HARDWARE
ARDUINO LIBRARY
MANUFACTURING
CAD
LEDS
Lixie Displays (2016)
LED NIXIE TUBES FREE OF RISK - WEBSITE
Read The Arduino Library (C/C++)
Part Highlights
WS2812B (x22)
- 5mm-sized 8-bit RGB Addressable LEDs
Make It Make Sense
Doesn’t developing and building your own fake Nixie Tubes cost more than Nixie Tubes?
A: Yes
I’ve always been a fan of the Nixie Tube. Beautiful typography, endearing glow, and very clever technology. But when commercial production stopped in the 1990s, prices for surplus Nixie Tubes began to rise. Smaller tubes like the IN-16 are still only about $3.50/piece, but bigger and more desirable tubes like the IN-18 can run up to $45/piece. If you wanted to make a 6-digit clock, it can cost up to $270 just for the tubes!
(That’s not to mention the potential danger of having 170VDC around children and pets, the risk that they might “burn out” next week, and that they need special switching circuitry.)
Reviving One Dead Display Technology With Another
Based on 1950s tech, Lixie borrows its techniques
It turns out that replicating a Nixie is difficult. Their signature neon/argon glow exists in a three-dimensional space, since each numeral is a physical wire filament in a stack.

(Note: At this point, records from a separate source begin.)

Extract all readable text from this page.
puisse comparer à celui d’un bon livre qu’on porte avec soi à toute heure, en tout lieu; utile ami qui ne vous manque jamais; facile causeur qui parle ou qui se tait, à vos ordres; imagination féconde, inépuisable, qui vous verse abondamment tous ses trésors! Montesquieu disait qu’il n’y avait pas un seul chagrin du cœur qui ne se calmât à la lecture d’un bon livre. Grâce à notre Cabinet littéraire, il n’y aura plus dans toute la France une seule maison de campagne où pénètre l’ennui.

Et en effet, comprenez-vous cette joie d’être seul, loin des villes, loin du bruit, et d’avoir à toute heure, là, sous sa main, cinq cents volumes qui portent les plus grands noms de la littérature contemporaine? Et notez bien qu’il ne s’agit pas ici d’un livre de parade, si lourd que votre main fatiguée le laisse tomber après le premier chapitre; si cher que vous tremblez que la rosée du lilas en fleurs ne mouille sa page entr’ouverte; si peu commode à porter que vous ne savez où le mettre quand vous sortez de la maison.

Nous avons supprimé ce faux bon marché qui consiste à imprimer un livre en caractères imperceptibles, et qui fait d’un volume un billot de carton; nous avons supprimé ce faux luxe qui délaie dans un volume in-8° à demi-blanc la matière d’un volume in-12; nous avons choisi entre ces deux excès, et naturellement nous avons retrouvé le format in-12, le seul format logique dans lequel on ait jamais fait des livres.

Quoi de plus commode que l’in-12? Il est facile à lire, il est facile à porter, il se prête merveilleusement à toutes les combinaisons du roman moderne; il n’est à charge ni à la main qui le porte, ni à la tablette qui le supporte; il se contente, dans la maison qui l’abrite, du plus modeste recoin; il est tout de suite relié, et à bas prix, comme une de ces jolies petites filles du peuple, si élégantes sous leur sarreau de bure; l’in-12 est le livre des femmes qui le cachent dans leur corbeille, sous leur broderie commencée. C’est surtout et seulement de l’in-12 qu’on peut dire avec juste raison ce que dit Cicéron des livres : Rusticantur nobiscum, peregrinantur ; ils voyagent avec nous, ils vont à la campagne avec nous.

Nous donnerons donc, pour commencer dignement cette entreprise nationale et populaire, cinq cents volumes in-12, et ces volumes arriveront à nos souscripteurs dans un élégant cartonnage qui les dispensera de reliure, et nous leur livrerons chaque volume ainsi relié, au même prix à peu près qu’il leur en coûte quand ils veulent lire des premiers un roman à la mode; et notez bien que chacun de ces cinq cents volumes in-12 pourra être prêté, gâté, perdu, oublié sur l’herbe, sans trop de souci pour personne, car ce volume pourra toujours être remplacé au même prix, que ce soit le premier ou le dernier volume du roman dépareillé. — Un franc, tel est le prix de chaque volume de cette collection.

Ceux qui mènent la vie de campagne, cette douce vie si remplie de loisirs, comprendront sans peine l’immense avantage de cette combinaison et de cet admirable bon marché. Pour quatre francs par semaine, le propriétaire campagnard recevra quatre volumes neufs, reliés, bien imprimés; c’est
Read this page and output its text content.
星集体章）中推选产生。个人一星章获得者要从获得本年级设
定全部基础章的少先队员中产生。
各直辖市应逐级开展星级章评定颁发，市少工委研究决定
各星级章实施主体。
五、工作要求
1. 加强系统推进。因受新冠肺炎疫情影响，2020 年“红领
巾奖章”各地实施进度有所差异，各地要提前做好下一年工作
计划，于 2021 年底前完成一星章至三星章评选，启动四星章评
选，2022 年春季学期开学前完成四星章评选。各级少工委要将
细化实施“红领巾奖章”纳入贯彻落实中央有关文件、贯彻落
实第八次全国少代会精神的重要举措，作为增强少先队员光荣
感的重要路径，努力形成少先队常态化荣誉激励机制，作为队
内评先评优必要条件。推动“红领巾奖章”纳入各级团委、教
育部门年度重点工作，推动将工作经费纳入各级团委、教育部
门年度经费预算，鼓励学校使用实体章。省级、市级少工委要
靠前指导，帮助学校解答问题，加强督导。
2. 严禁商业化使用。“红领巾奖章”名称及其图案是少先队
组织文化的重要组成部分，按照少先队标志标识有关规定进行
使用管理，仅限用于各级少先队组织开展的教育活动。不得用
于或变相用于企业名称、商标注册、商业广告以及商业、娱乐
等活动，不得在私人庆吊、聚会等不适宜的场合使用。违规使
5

Edge-lighting panes of acrylic etched with a design has been done for decades, but they’ve always been static information like an “EXIT” sign. If you stack multiple panes of acrylic (each with a unique design) and light them individually, you can change what design the user sees! This is what the old NLS displays in the above photo do - Lixies are just a modernized take with addressable LEDs.
Lixie displays have extremely simple setup: just connect the 5V, GND, and DIN pads to an Arduino and use the Lixie library to write a digit to the display. That’s it! No HV switching, PCB footprint, or worries.
Since the Lixie is just wired like a WS2812B strip, you can connect the DOUT pin of one to the next and show a number as long you’d like!